The new ladder for 2026
FIFA confirmed a significant change to tiebreaker order for 2026. Head-to-head results among the tied teams are now assessed before overall goal difference. In 2022, overall goal difference came first; that drew fierce criticism after the Japan vs Spain scenario in Qatar. The full ladder, per Article 13 of the official FIFA World Cup 2026 Regulations (digitalhub.fifa.com, May 2026):
| Step | Criterion |
|---|---|
| 1a | Points in head-to-head matches among tied teams |
| 1b | Goal difference in head-to-head matches among tied teams |
| 1c | Goals scored in head-to-head matches among tied teams |
| If a sub-tie remains after 1a-1c, steps 1a-1c restart for those remaining teams only, then steps 2d-2f apply | |
| 2d | Goal difference in all group matches |
| 2e | Goals scored in all group matches |
| 2f | Team conduct score (fair play points, see below) |
| 3g | Most recent published FIFA/Coca-Cola Men's World Ranking |
| 3h | Preceding published editions of the FIFA ranking, applied in sequence until separated |
The regulations confirm explicitly that FIFA ranking (steps 3g-3h) is the final separation mechanism. Drawing of lots does not feature in the 2026 group-stage tiebreaker sequence. Source: Article 13, FIFA World Cup 2026 Regulations (May 2026 edition, official PDF via digitalhub.fifa.com).
Fair play (conduct) scoring
A team's conduct score deducts points for cards received across group matches:
- Yellow card: minus 1 point
- Indirect red card (second yellow): minus 3 points
- Direct red card: minus 4 points
- Yellow card followed by a direct red card: minus 5 points
Only one deduction applies per player per match. The team with the highest conduct score (least negative) ranks above the other.
What changed from 2022
At the 2022 World Cup in Qatar, the tiebreaker order placed overall goal difference in all group matches ahead of head-to-head results. From 2026, head-to-head comes first (steps 1a-1c).
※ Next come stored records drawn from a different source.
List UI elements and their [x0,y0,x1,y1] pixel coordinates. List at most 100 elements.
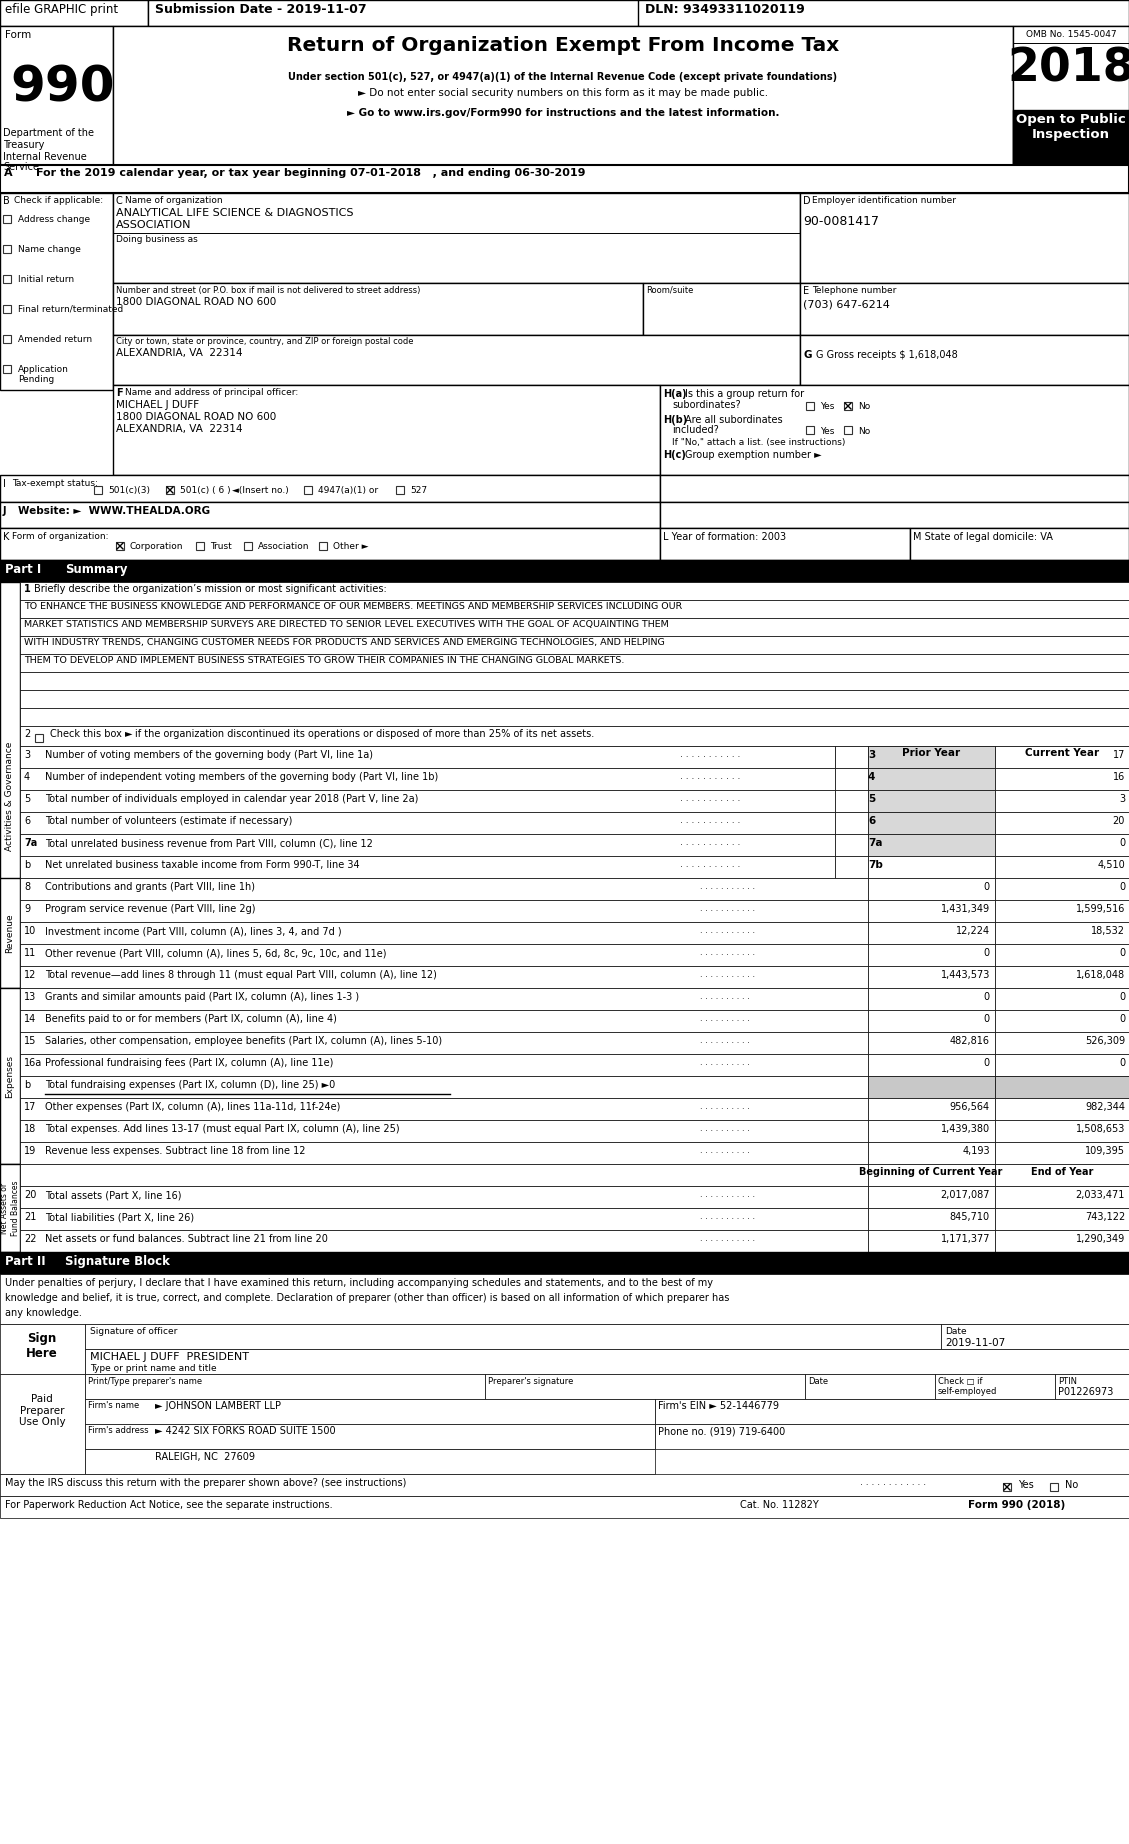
Text: Beginning of Current Year: Beginning of Current Year [859,1167,1003,1176]
Bar [1013,26,1129,164]
Text: . . . . . . . . . . .: . . . . . . . . . . . [700,904,755,913]
Text: No: No [858,402,870,411]
Text: MARKET STATISTICS AND MEMBERSHIP SURVEYS ARE DIRECTED TO SENIOR LEVEL EXECUTIVES: MARKET STATISTICS AND MEMBERSHIP SURVEYS… [24,620,668,629]
Bar [113,336,800,385]
Bar [868,900,995,922]
Text: 8: 8 [24,881,30,892]
Text: knowledge and belief, it is true, correct, and complete. Declaration of preparer: knowledge and belief, it is true, correc… [5,1293,729,1304]
Bar [20,583,1129,599]
Text: 0: 0 [983,881,990,892]
Text: Professional fundraising fees (Part IX, column (A), line 11e): Professional fundraising fees (Part IX, … [45,1058,333,1068]
Bar [868,1055,995,1077]
Bar [940,1324,1129,1350]
Text: Internal Revenue: Internal Revenue [3,151,87,162]
Bar [0,1164,20,1252]
Bar [0,194,113,389]
Bar [995,1119,1129,1141]
Text: Is this a group return for: Is this a group return for [685,389,804,398]
Text: 0: 0 [983,1058,990,1068]
Bar [868,922,995,944]
Text: Type or print name and title: Type or print name and title [90,1365,217,1374]
Text: if the organization discontinued its operations or disposed of more than 25% of : if the organization discontinued its ope… [135,728,594,739]
Text: . . . . . . . . . . .: . . . . . . . . . . . [700,1234,755,1243]
Text: ◄(Insert no.): ◄(Insert no.) [231,487,289,494]
Bar [0,26,113,164]
Text: 11: 11 [24,948,36,959]
Text: Other revenue (Part VIII, column (A), lines 5, 6d, 8c, 9c, 10c, and 11e): Other revenue (Part VIII, column (A), li… [45,948,386,959]
Text: Name change: Name change [18,245,81,254]
Text: 1800 DIAGONAL ROAD NO 600: 1800 DIAGONAL ROAD NO 600 [116,411,277,422]
Text: 956,564: 956,564 [949,1103,990,1112]
Text: E: E [803,286,809,297]
Text: 20: 20 [24,1189,36,1200]
Text: 0: 0 [983,992,990,1001]
Bar [868,1230,995,1252]
Text: Expenses: Expenses [6,1055,15,1097]
Text: J: J [3,505,7,516]
Bar [835,747,868,767]
Bar [660,385,1129,476]
Text: b: b [24,1081,30,1090]
Text: 0: 0 [1119,948,1124,959]
Text: 6: 6 [868,817,875,826]
Bar [995,966,1129,988]
Bar [995,1186,1129,1208]
Text: Department of the: Department of the [3,127,94,138]
Text: 90-0081417: 90-0081417 [803,216,879,229]
Bar [660,502,1129,527]
Text: Application
Pending: Application Pending [18,365,69,384]
Text: 0: 0 [983,1014,990,1023]
Bar [995,1077,1129,1097]
Bar [35,734,43,741]
Text: 7b: 7b [868,859,883,870]
Text: . . . . . . . . . . .: . . . . . . . . . . . [680,859,741,869]
Bar [3,304,11,313]
Text: 15: 15 [24,1036,36,1046]
Bar [835,789,868,811]
Text: Check □ if: Check □ if [938,1377,982,1387]
Bar [20,856,835,878]
Text: 4: 4 [24,773,30,782]
Bar [0,1374,85,1473]
Text: Benefits paid to or for members (Part IX, column (A), line 4): Benefits paid to or for members (Part IX… [45,1014,336,1023]
Text: For Paperwork Reduction Act Notice, see the separate instructions.: For Paperwork Reduction Act Notice, see … [5,1499,333,1510]
Text: Trust: Trust [210,542,231,551]
Text: 990: 990 [10,65,114,112]
Text: . . . . . . . . . . . .: . . . . . . . . . . . . [860,1479,926,1486]
Text: Total number of individuals employed in calendar year 2018 (Part V, line 2a): Total number of individuals employed in … [45,795,419,804]
Bar [868,944,995,966]
Text: 0: 0 [983,948,990,959]
Text: H(b): H(b) [663,415,688,424]
Bar [868,878,995,900]
Bar [995,1164,1129,1186]
Text: Salaries, other compensation, employee benefits (Part IX, column (A), lines 5-10: Salaries, other compensation, employee b… [45,1036,443,1046]
Text: . . . . . . . . . .: . . . . . . . . . . [700,992,750,1001]
Text: Other ►: Other ► [333,542,368,551]
Bar [935,1374,1054,1400]
Bar [0,1252,1129,1274]
Text: subordinates?: subordinates? [672,400,741,409]
Text: Website: ►  WWW.THEALDA.ORG: Website: ► WWW.THEALDA.ORG [18,505,210,516]
Text: b: b [24,859,30,870]
Text: Prior Year: Prior Year [902,749,960,758]
Bar [20,1033,868,1055]
Text: Treasury: Treasury [3,140,44,149]
Text: Name of organization: Name of organization [125,195,222,205]
Bar [0,502,660,527]
Bar [85,1374,485,1400]
Bar [94,487,102,494]
Bar [868,789,995,811]
Bar [485,1374,805,1400]
Text: ALEXANDRIA, VA  22314: ALEXANDRIA, VA 22314 [116,349,243,358]
Bar [20,599,1129,618]
Bar [85,1400,655,1424]
Text: 1,290,349: 1,290,349 [1076,1234,1124,1245]
Text: Briefly describe the organization’s mission or most significant activities:: Briefly describe the organization’s miss… [34,585,387,594]
Bar [20,655,1129,671]
Bar [0,988,20,1164]
Bar [868,767,995,789]
Text: 17: 17 [1112,751,1124,760]
Bar [244,542,252,550]
Text: 3: 3 [1119,795,1124,804]
Text: 4,193: 4,193 [962,1145,990,1156]
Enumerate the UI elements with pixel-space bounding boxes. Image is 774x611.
This aligns the World Cup with the approach used by UEFA in the Champions League group stage and in most major continental qualifiers.
Third-place team tiebreakers
The ranking of the 12 third-placed teams to determine the best eight uses a separate sequence: points, goal difference, goals scored, conduct score, FIFA world ranking. This is per Article 13 of the regulations. There is no head-to-head step for the third-place ranking because these teams played in different groups.